The recent merger between St. Louis Public Radio and the St. Louis Beacon – the area’s two largest nonprofit news organizations – is the latest example of public radio leading the way in expanding local, in-depth news coverage across the country, collaboratively.

The two organizations had a history of working together on one-off projects when they began brainstorming ways to deepen that relationship, but they never envisioned a full-fledged merger, according to Margaret Freivogel, founder and editor of the Beacon. With the rapidly shifting news landscape, it soon became clear that joining forces was the only way for both organizations to cover the local stories that needed to be told.

St. Louis is no stranger to major changes in the news industry. The city’s dominant newspaper, the St. Louis Post-Dispatch, had been scaling back its newsroom for years. Reduced staff meant reduced coverage of local issues like politics, education, health, science, and the arts.

In 2014, it’s an all-too-common story in journalism.

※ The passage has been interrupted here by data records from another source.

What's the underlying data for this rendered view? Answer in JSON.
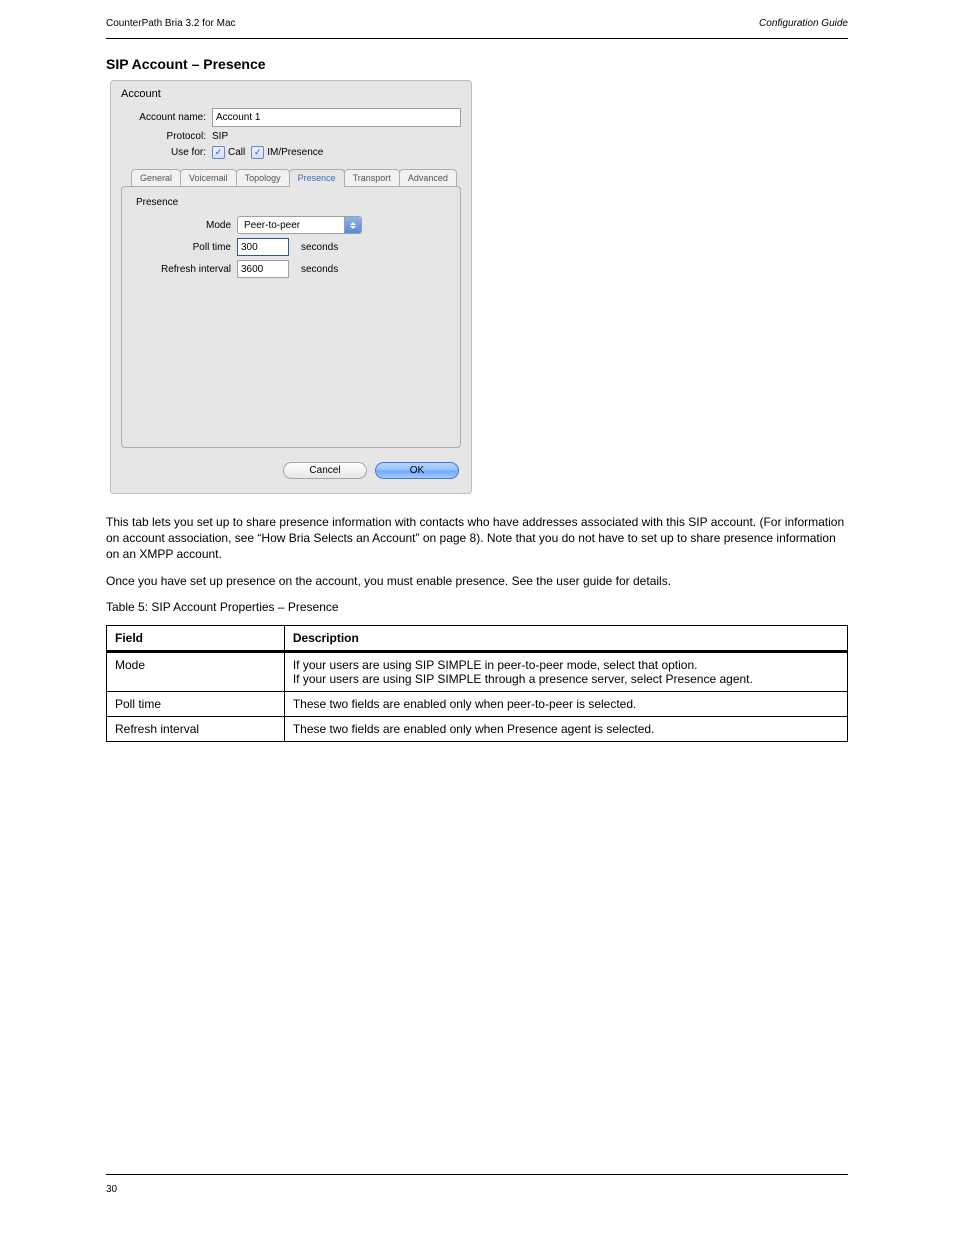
{
  "header": {
    "left": "CounterPath Bria 3.2 for Mac",
    "right": "Configuration Guide"
  },
  "section": {
    "title": "SIP Account – Presence"
  },
  "win": {
    "title": "Account",
    "account_name_label": "Account name:",
    "account_name_value": "Account 1",
    "protocol_label": "Protocol:",
    "protocol_value": "SIP",
    "use_for_label": "Use for:",
    "use_for": {
      "call": "Call",
      "im": "IM/Presence"
    },
    "tabs": [
      "General",
      "Voicemail",
      "Topology",
      "Presence",
      "Transport",
      "Advanced"
    ],
    "panel": {
      "legend": "Presence",
      "mode_label": "Mode",
      "mode_value": "Peer-to-peer",
      "poll_label": "Poll time",
      "poll_value": "300",
      "refresh_label": "Refresh interval",
      "refresh_value": "3600",
      "seconds": "seconds"
    },
    "buttons": {
      "cancel": "Cancel",
      "ok": "OK"
    }
  },
  "body": {
    "p1": "This tab lets you set up to share presence information with contacts who have addresses associated with this SIP account. (For information on account association, see “How Bria Selects an Account” on page 8). Note that you do not have to set up to share presence information on an XMPP account.",
    "p2a": "Once you have set up presence on the account, you must enable presence. ",
    "p2b": "See the user guide for details."
  },
  "table": {
    "header_label": "Table 5: SIP Account Properties – Presence",
    "cols": [
      "Field",
      "Description"
    ],
    "rows": [
      {
        "field": "Mode",
        "desc_line1": "If your users are using SIP SIMPLE in peer-to-peer mode, select that option.",
        "desc_line2": "If your users are using SIP SIMPLE through a presence server, select Presence agent."
      },
      {
        "field": "Poll time",
        "desc": "These two fields are enabled only when peer-to-peer is selected."
      },
      {
        "field": "Refresh interval",
        "desc": "These two fields are enabled only when Presence agent is selected."
      }
    ]
  },
  "footer": {
    "page": "30"
  }
}
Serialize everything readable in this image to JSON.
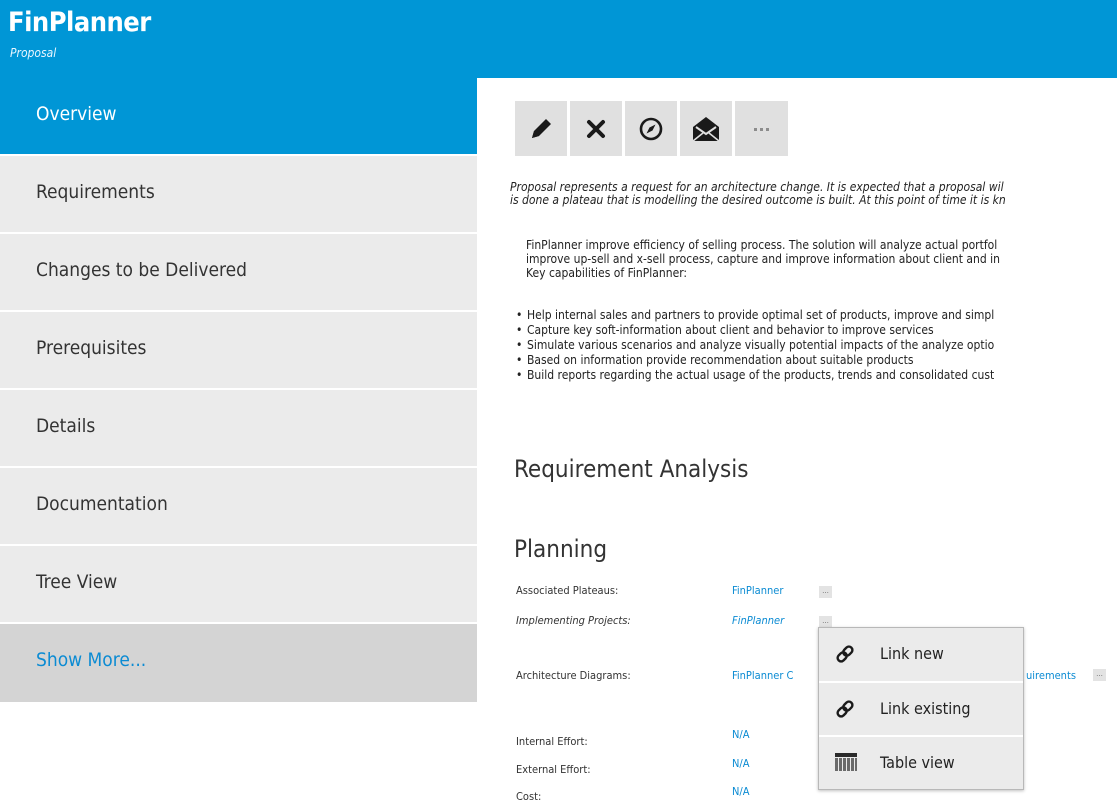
{
  "app": {
    "title": "FinPlanner",
    "subtitle": "Proposal"
  },
  "sidebar": {
    "items": [
      {
        "label": "Overview",
        "active": true
      },
      {
        "label": "Requirements"
      },
      {
        "label": "Changes to be Delivered"
      },
      {
        "label": "Prerequisites"
      },
      {
        "label": "Details"
      },
      {
        "label": "Documentation"
      },
      {
        "label": "Tree View"
      }
    ],
    "show_more": "Show More..."
  },
  "toolbar": {
    "buttons": [
      {
        "icon": "pencil-icon"
      },
      {
        "icon": "close-icon"
      },
      {
        "icon": "compass-icon"
      },
      {
        "icon": "envelope-icon"
      },
      {
        "icon": "more-icon"
      }
    ]
  },
  "intro": {
    "line1": "Proposal represents a request for an architecture change. It is expected that a proposal wil",
    "line2": "is done a plateau that is modelling the desired outcome is built. At this point of time it is kn"
  },
  "description": {
    "line1": "FinPlanner improve efficiency of selling process. The solution will analyze actual portfol",
    "line2": "improve up-sell and x-sell process, capture and improve information about client and in",
    "line3": "Key capabilities of FinPlanner:"
  },
  "bullets": [
    "Help internal sales and partners to provide optimal set of products, improve and simpl",
    "Capture key soft-information about client and behavior to improve services",
    "Simulate various scenarios and analyze visually potential impacts of the analyze optio",
    "Based on information provide recommendation about suitable products",
    "Build reports regarding the actual usage of the products, trends and consolidated cust"
  ],
  "sections": {
    "requirement_analysis": "Requirement Analysis",
    "planning": "Planning"
  },
  "fields": {
    "associated_plateaus": {
      "label": "Associated Plateaus:",
      "value": "FinPlanner"
    },
    "implementing_projects": {
      "label": "Implementing Projects:",
      "value": "FinPlanner"
    },
    "architecture_diagrams": {
      "label": "Architecture Diagrams:",
      "value_left": "FinPlanner C",
      "value_right": "uirements"
    },
    "internal_effort": {
      "label": "Internal Effort:",
      "value": "N/A"
    },
    "external_effort": {
      "label": "External Effort:",
      "value": "N/A"
    },
    "cost": {
      "label": "Cost:",
      "value": "N/A"
    }
  },
  "dots_label": "...",
  "context_menu": {
    "items": [
      {
        "label": "Link new",
        "icon": "link-icon"
      },
      {
        "label": "Link existing",
        "icon": "link-icon"
      },
      {
        "label": "Table view",
        "icon": "table-icon"
      }
    ]
  },
  "colors": {
    "accent": "#0096d6",
    "link": "#0b8bd3",
    "sidebar_bg": "#ebebeb",
    "show_more_bg": "#d4d4d4"
  }
}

Six years ago, Freivogel and a small band of Post-Dispatch veterans decided to do something about it. They started up the St. Louis Beacon, a digital news source for local and regional news in St. Louis. The small news startup was a huge success, counting 16 reporters on staff that provided in-depth coverage of local issues no one else was covering.

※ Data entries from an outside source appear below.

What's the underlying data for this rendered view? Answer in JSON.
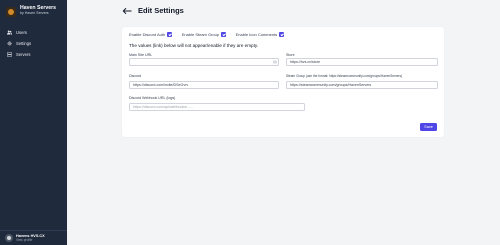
{
  "sidebar": {
    "brand_title": "Haven Servers",
    "brand_subtitle": "by Haven Servers",
    "items": [
      {
        "label": "Users",
        "icon": "users-icon"
      },
      {
        "label": "Settings",
        "icon": "gear-icon"
      },
      {
        "label": "Servers",
        "icon": "server-icon"
      }
    ],
    "user": {
      "name": "Havens HVS.CX",
      "link": "View profile"
    }
  },
  "header": {
    "title": "Edit Settings"
  },
  "form": {
    "checkboxes": [
      {
        "label": "Enable Discord Auth",
        "checked": true
      },
      {
        "label": "Enable Steam Group",
        "checked": true
      },
      {
        "label": "Enable Icon Comments",
        "checked": true
      }
    ],
    "notice": "The values (link) below will not appear/enable if they are empty.",
    "main_site_url": {
      "label": "Main Site URL",
      "value": ""
    },
    "store": {
      "label": "Store",
      "value": "https://hvs.cx/store"
    },
    "discord": {
      "label": "Discord",
      "value": "https://discord.com/invite/DSeGvrv"
    },
    "steam_group": {
      "label": "Steam Group (use the format: https://steamcommunity.com/groups/HavenServers)",
      "value": "https://steamcommunity.com/groups/HavenServers"
    },
    "webhook": {
      "label": "Discord Webhook URL (logs)",
      "placeholder": "https://discord.com/api/webhooks/......"
    },
    "save_label": "Save"
  },
  "colors": {
    "sidebar": "#1f2a3d",
    "accent": "#4f46e5",
    "background": "#f3f4f6"
  }
}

“Solid reporting and thoughtful analysis and discussion are essential to creating a better St. Louis,” said Freivogel during a phone conversation. “It’s a basic resource that any community needs to understand where the communities are, how the problems can be solved, who’s doing what. We saw a gap there in what was available and our intention was to fill it.”

Of course, the Beacon wasn’t the only news outlet in St. Louis with a public service mission. St. Louis Public Radio, the local NPR station, had been serving the region with in-depth, local news since it was founded in 1972. Not too surprisingly, both the Beacon and the public radio station shared a community of readers and listeners. Eventually, it was this community of enthusiastic supporters who convinced Freivogel and Tim Eby, the General Manager of the public radio station, to explore to idea of coming together under one roof.

Looking back, Freivogel sees how logical it was for the two organizations, nonprofits with similar missions, to work more closely together. Both organizations wanted to grow, branch out their reporting, and further develop their revenue streams. “The merger gave our organizations an opportunity to do a better job with the things we were already doing and the things we’d aspired to do but didn’t quite have the resources separately to do,” says Freivogel.

This new merger is just one among a growing list of public broadcasters teaming up with other nonprofit news outlets to beef up their local and investigative journalism. In Denver, Rocky Mountain PBS, radio station KUVO, and I-News, the Rocky Mountain Investigative News Network, merged last February to create a cross-platform news operation that could better cover Colorado. WWNO in New Orleans hired its first-ever news director last spring to expand its coverage of stories from New Orleans and southeast Louisiana. And Oregon Public Broadcasting is building a statewide news network with 40 to 50 small news outlets across Oregon.

Although the newly-merged news entity in St. Louis doesn’t have a new name yet, staff from both St. Louis Public Radio and the Beacon are now working together in the station’s new newsroom with an expanded staff of 30%. Beacon staff are receiving training in audio equipment, and station staff now have more opportunities to expand their reporting online and in social media.

The merger has opened up opportunities to train aspiring journalists, too. Students at the University of Missouri-St.Louis, the Journalism School at the University of Missouri and other universities in the region can participate in internships and practice their craft in a hands-on, urban environment in a re-imagined news outlet. Freivogel describes it as “the teaching hospital model of journalism education – that if you have practitioners and researchers and students all working together, then everybody is going to learn from everybody.”

Ultimately, Freivogel and St. Louis Public Radio hope that this merger is more than a learning experience for them and their community – it’s a model that all local news organizations can learn from and follow.